The President [George W. Bush], actually, was talking to me—I don’t often get to say, “The President was talking to me about it,” {laughter}—when I went with him to meet the Pope. We were talking about immigration, and he’s, you know, he’s basically just furious about immigration, about the failure of the bill, and he said, “It’s all about the way districts are drawn.” And it is fundamentally anti-democratic because the whole idea is you get to throw these people out. In 2006, I must say I was heartened, not for partisan reasons, but I thought they had drawn the districts so cleverly that you’d never be able to register that vote of no confidence, which an off-year election is—it’s either a vote of confidence or no confidence—I was afraid that that had been taken away from the voters, which would really be different from what the Founders had in mind. So the fact that even with that, you were able to change parties and register that vote was heartening, but it’s much harder than it should be.

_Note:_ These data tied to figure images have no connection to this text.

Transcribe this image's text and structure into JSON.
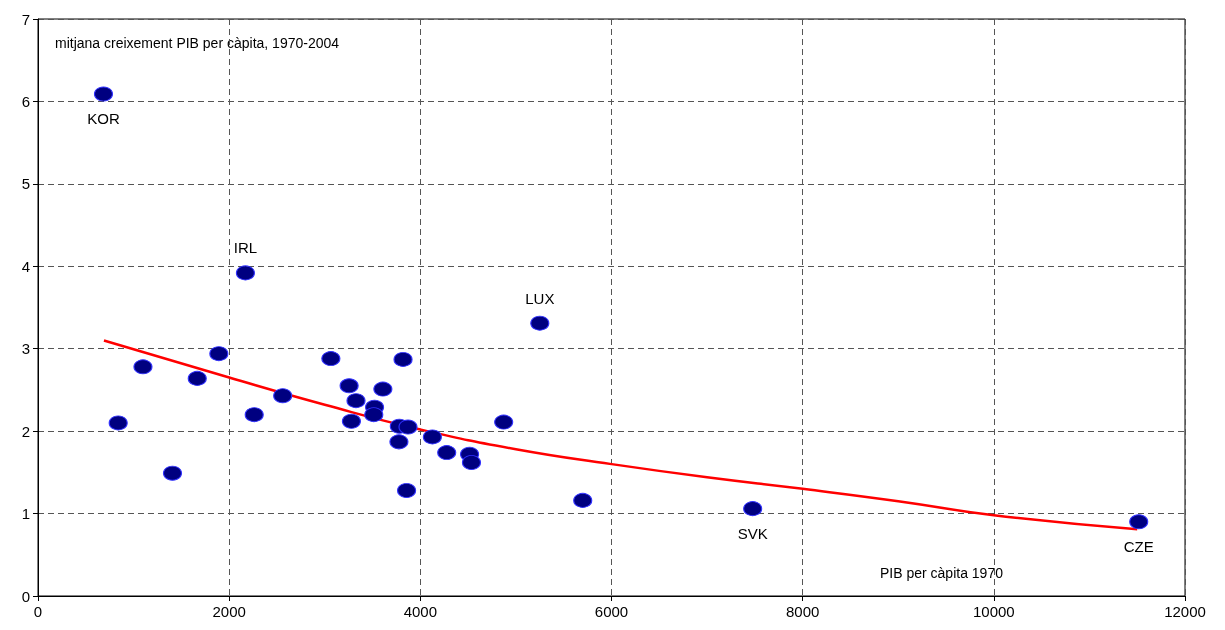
{
  "chart_data": {
    "type": "scatter",
    "xlabel": "PIB per càpita 1970",
    "ylabel": "mitjana creixement PIB per càpita, 1970-2004",
    "series": [
      {
        "color": "#000080",
        "marker": "circle",
        "x": [
          685,
          2170,
          1098,
          1892,
          1666,
          839,
          1407,
          2262,
          2560,
          3064,
          3255,
          3327,
          3279,
          3521,
          3513,
          3608,
          3819,
          3780,
          3871,
          3776,
          3856,
          4126,
          4276,
          4515,
          4535,
          4872,
          5250,
          5699,
          7477,
          11516
        ],
        "values": [
          6.09,
          3.92,
          2.78,
          2.94,
          2.64,
          2.1,
          1.49,
          2.2,
          2.43,
          2.88,
          2.55,
          2.37,
          2.12,
          2.29,
          2.2,
          2.51,
          2.87,
          2.06,
          2.05,
          1.87,
          1.28,
          1.93,
          1.74,
          1.72,
          1.62,
          2.11,
          3.31,
          1.16,
          1.06,
          0.9
        ]
      },
      {
        "type": "line",
        "color": "#ff0000",
        "marker": "none",
        "x": [
          690,
          2000,
          3000,
          4000,
          5000,
          6000,
          7000,
          8000,
          9000,
          10000,
          11500
        ],
        "values": [
          3.1,
          2.65,
          2.32,
          2.02,
          1.78,
          1.6,
          1.44,
          1.3,
          1.15,
          0.98,
          0.81
        ]
      }
    ],
    "annotations": [
      {
        "text": "KOR",
        "x": 685,
        "y": 6.09
      },
      {
        "text": "IRL",
        "x": 2170,
        "y": 3.92
      },
      {
        "text": "LUX",
        "x": 5250,
        "y": 3.31
      },
      {
        "text": "SVK",
        "x": 7477,
        "y": 1.06
      },
      {
        "text": "CZE",
        "x": 11516,
        "y": 0.9
      }
    ],
    "xlim": [
      0,
      12000
    ],
    "xticks": [
      0,
      2000,
      4000,
      6000,
      8000,
      10000,
      12000
    ],
    "ylim": [
      0,
      7
    ],
    "yticks": [
      0,
      1,
      2,
      3,
      4,
      5,
      6,
      7
    ],
    "grid": true,
    "line_style": "solid"
  }
}
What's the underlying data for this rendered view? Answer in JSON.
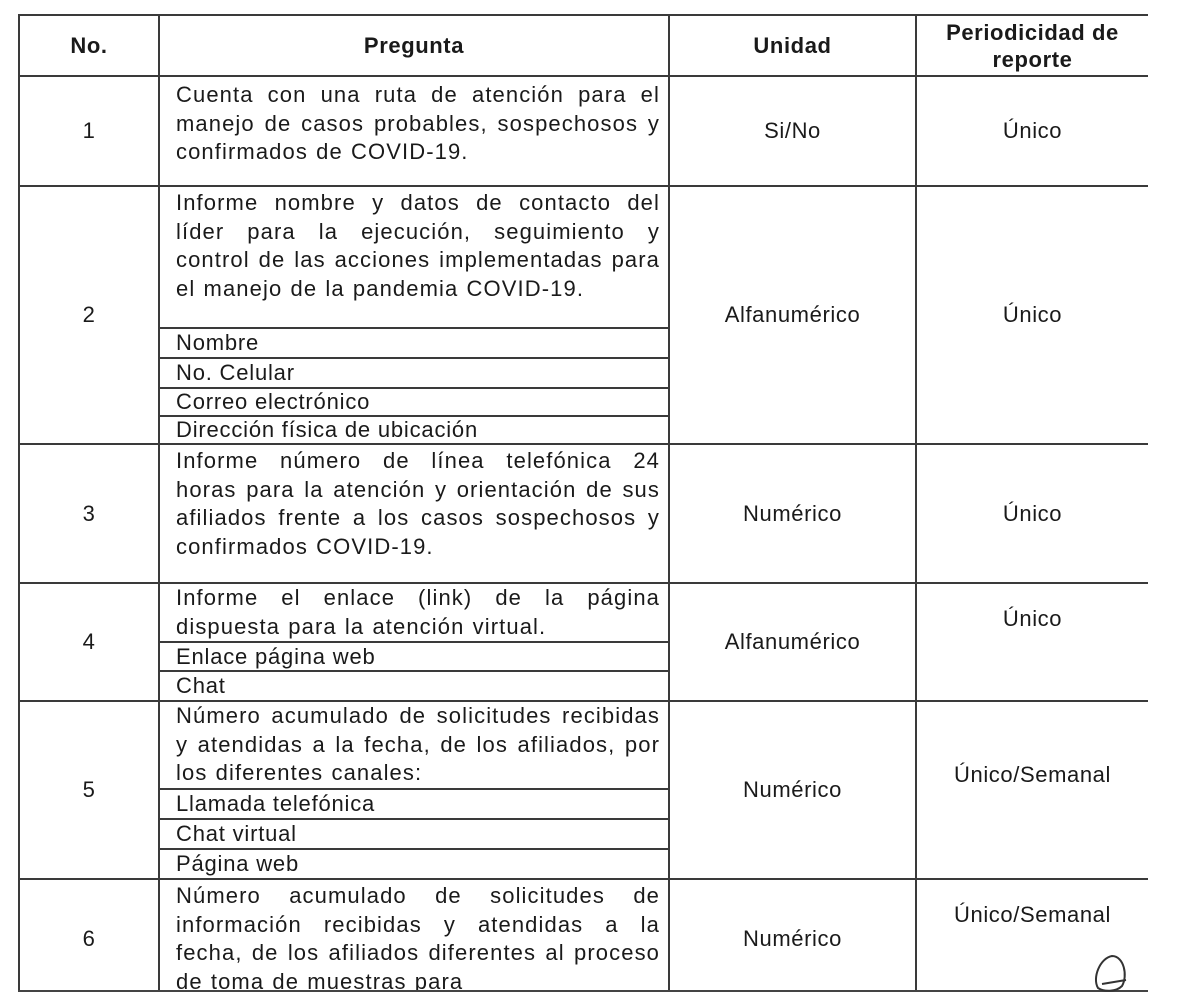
{
  "headers": {
    "no": "No.",
    "pregunta": "Pregunta",
    "unidad": "Unidad",
    "periodicidad": "Periodicidad de reporte"
  },
  "rows": [
    {
      "no": "1",
      "pregunta": "Cuenta con una ruta de atención para el manejo de casos probables, sospechosos y confirmados de COVID-19.",
      "subitems": [],
      "unidad": "Si/No",
      "periodicidad": "Único"
    },
    {
      "no": "2",
      "pregunta": "Informe nombre y datos de contacto del líder para la ejecución, seguimiento y control de las acciones implementadas para el manejo de la pandemia COVID-19.",
      "subitems": [
        "Nombre",
        "No. Celular",
        "Correo electrónico",
        "Dirección física de ubicación"
      ],
      "unidad": "Alfanumérico",
      "periodicidad": "Único"
    },
    {
      "no": "3",
      "pregunta": "Informe número de línea telefónica 24 horas para la atención y orientación de sus afiliados frente a los casos sospechosos y confirmados COVID-19.",
      "subitems": [],
      "unidad": "Numérico",
      "periodicidad": "Único"
    },
    {
      "no": "4",
      "pregunta": "Informe el enlace (link) de la página dispuesta para la atención virtual.",
      "subitems": [
        "Enlace página web",
        "Chat"
      ],
      "unidad": "Alfanumérico",
      "periodicidad": "Único"
    },
    {
      "no": "5",
      "pregunta": "Número acumulado de solicitudes recibidas y atendidas a la fecha, de los afiliados, por los diferentes canales:",
      "subitems": [
        "Llamada telefónica",
        "Chat virtual",
        "Página web"
      ],
      "unidad": "Numérico",
      "periodicidad": "Único/Semanal"
    },
    {
      "no": "6",
      "pregunta": "Número acumulado de solicitudes de información recibidas y atendidas a la fecha, de los afiliados diferentes al proceso de toma de muestras para",
      "subitems": [],
      "unidad": "Numérico",
      "periodicidad": "Único/Semanal"
    }
  ]
}
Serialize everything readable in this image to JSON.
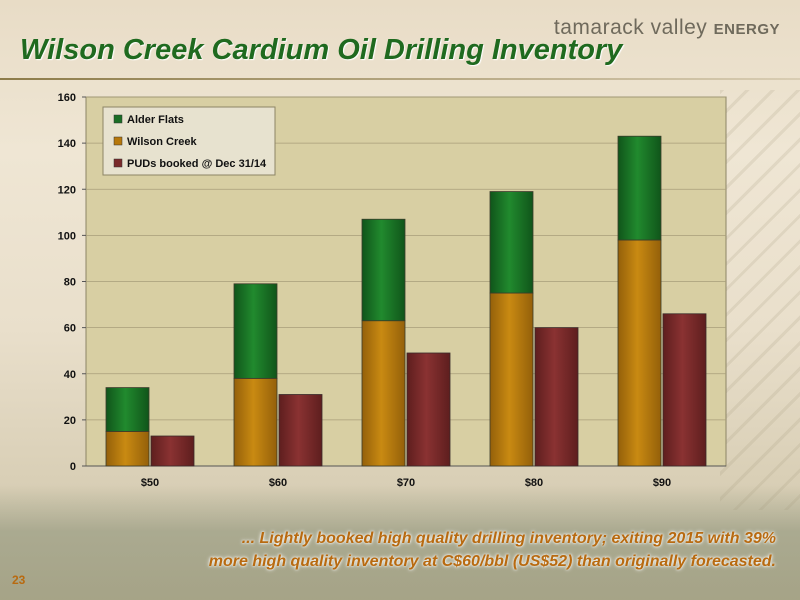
{
  "brand": {
    "name": "tamarack valley",
    "suffix": "ENERGY"
  },
  "title": "Wilson Creek Cardium Oil Drilling Inventory",
  "footnote": {
    "line1": "... Lightly booked high quality drilling inventory; exiting 2015 with 39%",
    "line2": "more high quality inventory at C$60/bbl (US$52) than originally forecasted."
  },
  "page_number": "23",
  "chart_data": {
    "type": "bar",
    "categories": [
      "$50",
      "$60",
      "$70",
      "$80",
      "$90"
    ],
    "stacked_series": [
      {
        "name": "Wilson Creek",
        "color": "#b7780a",
        "values": [
          15,
          38,
          63,
          75,
          98
        ]
      },
      {
        "name": "Alder Flats",
        "color": "#1a6e25",
        "values": [
          19,
          41,
          44,
          44,
          45
        ]
      }
    ],
    "side_series": {
      "name": "PUDs booked @ Dec 31/14",
      "color": "#7a2a2a",
      "values": [
        13,
        31,
        49,
        60,
        66
      ]
    },
    "legend": [
      {
        "name": "Alder Flats",
        "color": "#1a6e25"
      },
      {
        "name": "Wilson Creek",
        "color": "#b7780a"
      },
      {
        "name": "PUDs booked @ Dec 31/14",
        "color": "#7a2a2a"
      }
    ],
    "legend_position": "top-left",
    "ylim": [
      0,
      160
    ],
    "yticks": [
      0,
      20,
      40,
      60,
      80,
      100,
      120,
      140,
      160
    ],
    "grid": true,
    "xlabel": "",
    "ylabel": ""
  }
}
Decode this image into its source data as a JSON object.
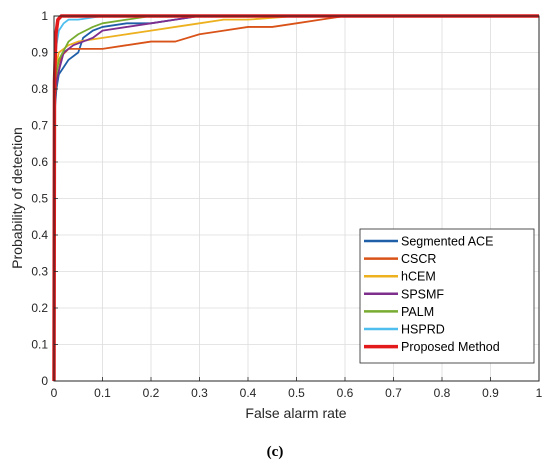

There has been some debate recently about whether or not Justice Ginsburg should strategically retire from the Supreme Court to prevent a Republican president from appointing her successor. Ginsburg defends her continued presence of the Court by arguing that President Obama will be succeeded by a Democrat because “The Democrats do fine in presidential elections; their problem is they can’t get out the vote in the midterm elections.” She’s probably right in her prediction about Obama’s successor, but she is definitely correct that the Democrats have trouble getting out their vote in midterm elections. With the districts drawn the way there are, this threatens to prevent the people from expressing their vote of confidence or no confidence.

According to the Cook Political Report, the Democrats should have won the 2012 House elections.

By Cook’s calculations, House Democrats out-earned their Republican counterparts by 1.17 million votes. Read another way, Democrats won 50.59 percent of the two-party vote. Still, they won just 46.21 percent of seats, leaving the Republicans with 234 seats and Democrats with 201.

It was the second time in 70 years that a party won the majority of the vote but didn’t win a majority of the House seats, according to the analysis.

So, there are really two things here worthy of consideration. The first is that the gerrymander has the effect of artificially polarizing the country by creating districts that are only really contestable in primary, rather than general elections. Politicians are punished for cooperating more than they should be.

The second problem is a partisan one that only hurts the left. Democrats get less seats than they should have.

Yet, the first problem hurts the left, too, because it leads to dysfunctional government, which leads to a general disdain of government in the populace, which creates distrust about the government’s ability to do big things.

For these reasons, I believe that progressives should consider redistricting reform their top priority. Unless we can solve this problem, we will never be competing on a level playing field, and our ability to do great things will continue to erode.

Unlike Chris Matthews and Cokie Roberts, I don’t want to go back to some idyllic time of bipartisan cooperation that barely existed in reality, but I do want a fair shake and a government that works again.